Egg Harbor Joint Fire Commission Meeting: Long on closed discussion, short on open answers
Members of the Egg Harbor Joint Fire Commission – with their fire chief and attorney present – spent the majority of their Aug. 20 meeting behind closed doors. When they reemerged, they said nothing to the crowd about the reason why the crowd had assembled.
What drew people to the meeting at the Kress Pavilion were the leaves of absence requested by firefighters who were protesting decisions made by new Fire Chief Andy Staats. Staats had promoted his wife, Ashley Staats, to captain/EMS crew chief and his brother, Jason, to assistant chief.
The roughly 40 people at the meeting sat in socially distanced chairs with sanitizer available and masks required. They were allowed 10 minutes of community participation before the commissioners went into closed session to discuss personnel matters, as is allowed by Wisconsin’s open-meetings law.
Those who spoke objected to the terminations of Dan Kiehnau and his son, Dustin Kiehnau, both firefighters and EMS personnel; objected to Staats’ decision to promote his family members to the second- and third-highest positions within the department; asked the commission to look at adopting a policy on nepotism; and expressed concerns about public safety, given the number of active firefighters and EMS responders who have left the department.
The crowd left the room once the meeting was closed, but the commission members, fire chief and the commission’s municipal attorney, Randy Nesbitt, remained in full view, given the floor-to-ceiling windows in the second-floor room. There they remained for roughly 90 minutes while the crowd remained outside on the top pavilion. They talked in small groups, watched the sun sink into the waters of Green Bay and offered their reasons for why they were there.
No one spoke on behalf of Staats or his decisions. Some in the crowd were family members or friends of the Kiehnaus or Terry Havel, a department lieutenant who had been demoted and suspended. Others were former firefighters such as Dan Burlo Jr. and his wife, Donna, who had quit the department, along with their son, Joe; and nephew, Matthew, about five years ago over issues with both Andy and Ashley Staats.
“What’s going on right now is just the tip of the iceberg for the disarray that has been happening for a long time,” Dan Burlo said.
Others in attendance were community members who were concerned about public-safety issues in general, nepotism within the department and the elimination of the Kiehnaus, who had more than three decades of experience between them.
“It’s hard to accept they’re willing to lose all the knowledge and expertise they’ve gained,” said Dan Nieson, an Egg Harbor resident who attended with his wife, Penny.
Almost everyone who showed up wanted answers.
“Unless [the terminated firefighters are] not qualified, what’s the deal here?” asked Mary Jo Delorit. “I want a reason.”
She didn’t get that reason.
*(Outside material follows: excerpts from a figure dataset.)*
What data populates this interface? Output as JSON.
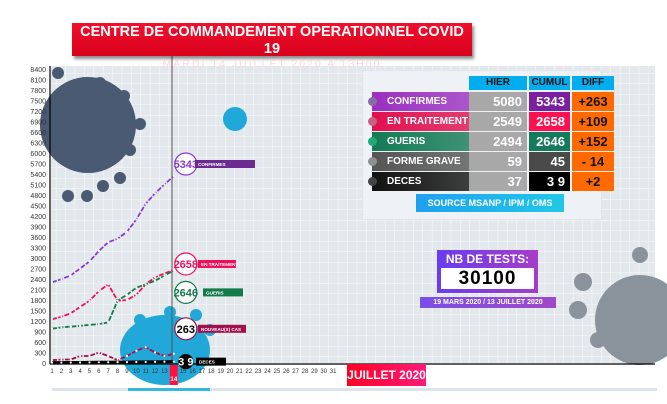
{
  "header": {
    "title": "CENTRE DE COMMANDEMENT OPERATIONNEL COVID 19",
    "subtitle": "MARDI 14 JUILLET 2020 A 13H00"
  },
  "table": {
    "columns": [
      "HIER",
      "CUMUL",
      "DIFF"
    ],
    "rows": [
      {
        "label": "CONFIRMES",
        "hier": "5080",
        "cumul": "5343",
        "diff": "+263",
        "color": "#9b2fc0",
        "dot": "#8a6aa8",
        "cumul_bg": "#7a1fa0"
      },
      {
        "label": "EN TRAITEMENT",
        "hier": "2549",
        "cumul": "2658",
        "diff": "+109",
        "color": "#e0104e",
        "dot": "#c86080",
        "cumul_bg": "#ff1050"
      },
      {
        "label": "GUERIS",
        "hier": "2494",
        "cumul": "2646",
        "diff": "+152",
        "color": "#137a55",
        "dot": "#20a878",
        "cumul_bg": "#137a5a"
      },
      {
        "label": "FORME GRAVE",
        "hier": "59",
        "cumul": "45",
        "diff": "- 14",
        "color": "#555555",
        "dot": "#909090",
        "cumul_bg": "#4a4a4a"
      },
      {
        "label": "DECES",
        "hier": "37",
        "cumul": "3 9",
        "diff": "+2",
        "color": "#111111",
        "dot": "#444444",
        "cumul_bg": "#000000"
      }
    ],
    "source": "SOURCE MSANP / IPM / OMS"
  },
  "tests": {
    "label": "NB DE TESTS:",
    "value": "30100",
    "period": "19 MARS 2020 / 13 JUILLET 2020"
  },
  "chart_data": {
    "type": "line",
    "xlabel": "JUILLET 2020",
    "current_day": "14",
    "x": [
      1,
      2,
      3,
      4,
      5,
      6,
      7,
      8,
      9,
      10,
      11,
      12,
      13,
      14
    ],
    "x_ticks": [
      "1",
      "2",
      "3",
      "4",
      "5",
      "6",
      "7",
      "8",
      "9",
      "10",
      "11",
      "12",
      "13",
      "14",
      "15",
      "16",
      "17",
      "18",
      "19",
      "20",
      "21",
      "22",
      "23",
      "24",
      "25",
      "26",
      "27",
      "28",
      "29",
      "30",
      "31"
    ],
    "y_ticks": [
      "0",
      "300",
      "600",
      "900",
      "1200",
      "1500",
      "1800",
      "2100",
      "2400",
      "2700",
      "3000",
      "3300",
      "3600",
      "3900",
      "4200",
      "4500",
      "4800",
      "5100",
      "5400",
      "5700",
      "6000",
      "6300",
      "6600",
      "6900",
      "7200",
      "7500",
      "7800",
      "8100",
      "8400"
    ],
    "ylim": [
      0,
      8400
    ],
    "xlim": [
      1,
      31
    ],
    "series": [
      {
        "name": "CONFIRMES",
        "color": "#8a3ad0",
        "values": [
          2300,
          2400,
          2500,
          2700,
          2900,
          3200,
          3450,
          3550,
          3750,
          4100,
          4550,
          4850,
          5100,
          5343
        ],
        "callout": "5343"
      },
      {
        "name": "EN TRAITEMENT",
        "color": "#f0105a",
        "values": [
          1250,
          1320,
          1420,
          1600,
          1780,
          2050,
          2250,
          1780,
          1800,
          1950,
          2250,
          2450,
          2560,
          2658
        ],
        "callout": "2658"
      },
      {
        "name": "GUERIS",
        "color": "#137a4a",
        "values": [
          980,
          1020,
          1040,
          1060,
          1090,
          1110,
          1160,
          1780,
          1950,
          2150,
          2250,
          2350,
          2500,
          2646
        ],
        "callout": "2646"
      },
      {
        "name": "NOUVEAU(X) CAS",
        "color": "#a0104a",
        "values": [
          80,
          100,
          100,
          200,
          200,
          300,
          200,
          80,
          200,
          350,
          450,
          300,
          200,
          263
        ],
        "callout": "263"
      },
      {
        "name": "DECES",
        "color": "#000000",
        "values": [
          10,
          12,
          14,
          16,
          18,
          20,
          22,
          24,
          26,
          28,
          31,
          33,
          37,
          39
        ],
        "callout": "3 9"
      }
    ]
  }
}
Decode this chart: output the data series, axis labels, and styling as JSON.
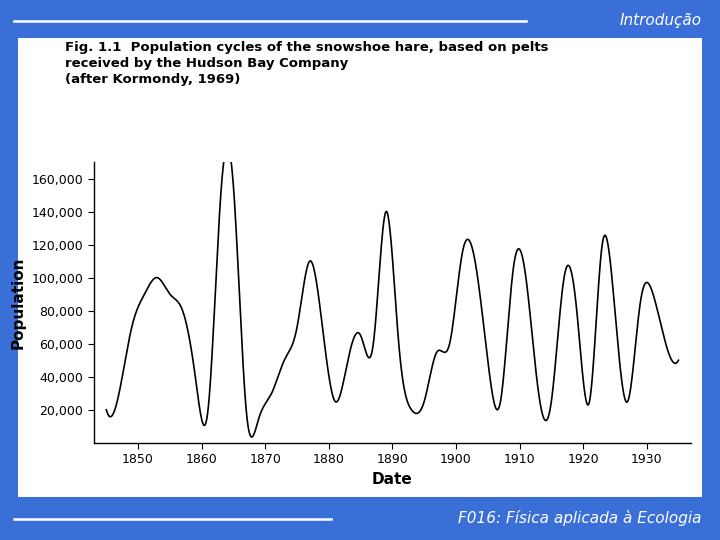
{
  "title_line1": "Fig. 1.1  Population cycles of the snowshoe hare, based on pelts",
  "title_line2": "received by the Hudson Bay Company",
  "title_line3": "(after Kormondy, 1969)",
  "xlabel": "Date",
  "ylabel": "Population",
  "bg_color": "#3a6fd8",
  "plot_bg": "#ffffff",
  "top_label": "Introdução",
  "bottom_label": "F016: Física aplicada à Ecologia",
  "years": [
    1845,
    1847,
    1849,
    1851,
    1853,
    1855,
    1857,
    1859,
    1861,
    1863,
    1865,
    1867,
    1869,
    1871,
    1873,
    1875,
    1877,
    1879,
    1881,
    1883,
    1885,
    1887,
    1889,
    1891,
    1893,
    1895,
    1897,
    1899,
    1901,
    1903,
    1905,
    1907,
    1909,
    1911,
    1913,
    1915,
    1917,
    1919,
    1921,
    1923,
    1925,
    1927,
    1929,
    1931,
    1933,
    1935
  ],
  "population": [
    20000,
    30000,
    70000,
    90000,
    100000,
    90000,
    80000,
    40000,
    20000,
    150000,
    155000,
    20000,
    15000,
    30000,
    50000,
    70000,
    110000,
    70000,
    25000,
    50000,
    65000,
    60000,
    140000,
    60000,
    20000,
    25000,
    55000,
    60000,
    115000,
    110000,
    50000,
    25000,
    105000,
    100000,
    30000,
    25000,
    100000,
    80000,
    25000,
    120000,
    80000,
    25000,
    85000,
    90000,
    60000,
    50000
  ],
  "ylim": [
    0,
    170000
  ],
  "xlim": [
    1843,
    1937
  ],
  "yticks": [
    20000,
    40000,
    60000,
    80000,
    100000,
    120000,
    140000,
    160000
  ],
  "xticks": [
    1850,
    1860,
    1870,
    1880,
    1890,
    1900,
    1910,
    1920,
    1930
  ]
}
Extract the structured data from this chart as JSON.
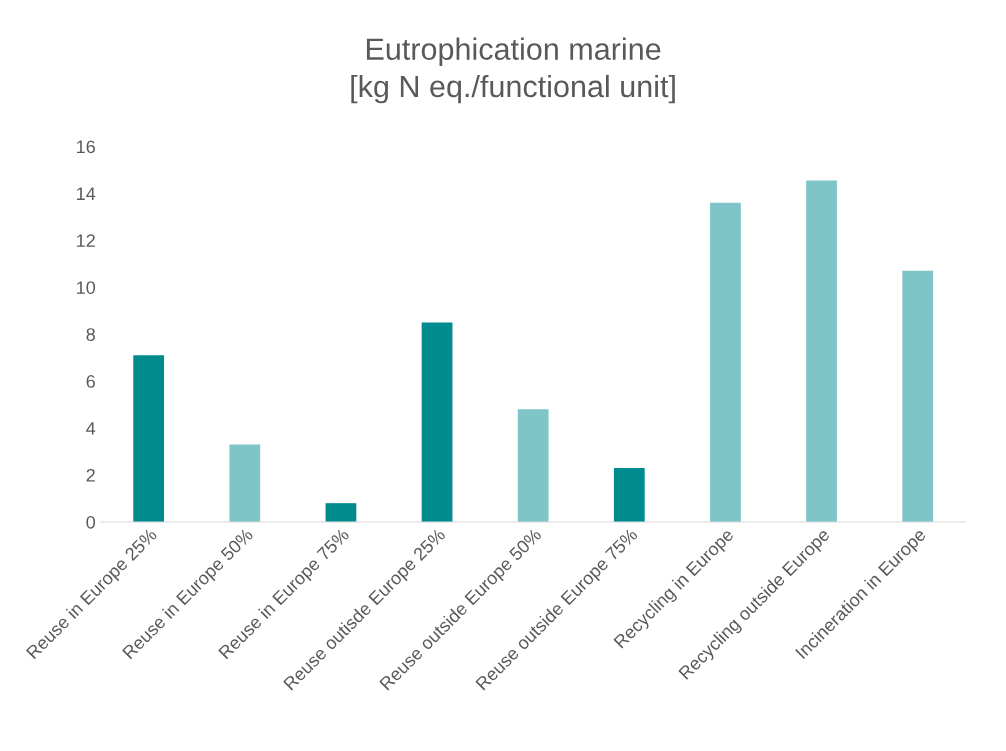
{
  "chart_data": {
    "type": "bar",
    "title": "Eutrophication marine\n[kg N eq./functional unit]",
    "categories": [
      "Reuse in Europe 25%",
      "Reuse in Europe 50%",
      "Reuse in Europe 75%",
      "Reuse outisde Europe 25%",
      "Reuse outside Europe 50%",
      "Reuse outside Europe 75%",
      "Recycling in Europe",
      "Recycling outside Europe",
      "Incineration in Europe"
    ],
    "values": [
      7.1,
      3.3,
      0.8,
      8.5,
      4.8,
      2.3,
      13.6,
      14.55,
      10.7
    ],
    "colors": [
      "#008b8f",
      "#7fc5c7",
      "#008b8f",
      "#008b8f",
      "#7fc5c7",
      "#008b8f",
      "#7fc5c7",
      "#7fc5c7",
      "#7fc5c7"
    ],
    "ylim": [
      0,
      16
    ],
    "yticks": [
      0,
      2,
      4,
      6,
      8,
      10,
      12,
      14,
      16
    ],
    "grid": false,
    "legend": false
  }
}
Neither did anyone else. When the commissioners returned, they opened the floor for another 10 minutes of comments – when a few people again objected to what was happening within the department – quickly handled some remaining business and adjourned.
The commission is allowed to discuss personnel issues during closed sessions, but its members must make any decisions arising from those discussions in open session, if any decisions need to be made.
When asked after the meeting whether the commission would take up the same personnel issues at its next monthly meeting, Debbie Wiegand, commission president, said, “Not necessarily.” When asked what the commissioners thought about the concerns expressed by the audience, Wiegand said, “We were all here, and we all listened. I don’t have any thoughts right now for you.”
When asked following the meeting what he thought about the concerns expressed in the room, Staats said, “I understand the concerns. I’m doing everything that I’m able to do to make sure they continue to have medical and fire coverage.”
Many of the questions and concerns pertained to the department’s three highest positions being held by one family. When asked how he would handle discipline of his wife and brother, Staats said, “I hope we don’t ever have to cross that road, but at that point, because of the situation that it is, I would rely on the fire commission more heavily within the discipline area.”
Wiegand was one of the three commission members who had voted in favor of Staats’ officer selections on July 16. The other two were Bill Miller and Rick Malkemus. Clarence Scherer abstained, and Ulla Walser was absent. Bill Edwards cast the sole dissenting vote.
Edwards, when reached the day after the commission’s meeting, deferred all comments to Wiegand. But Edwards did answer why he had voted “no” regarding Staats’ officer appointments.
“It was heading in the wrong direction,” Edwards said.
Wiegand did not return repeated calls for comment.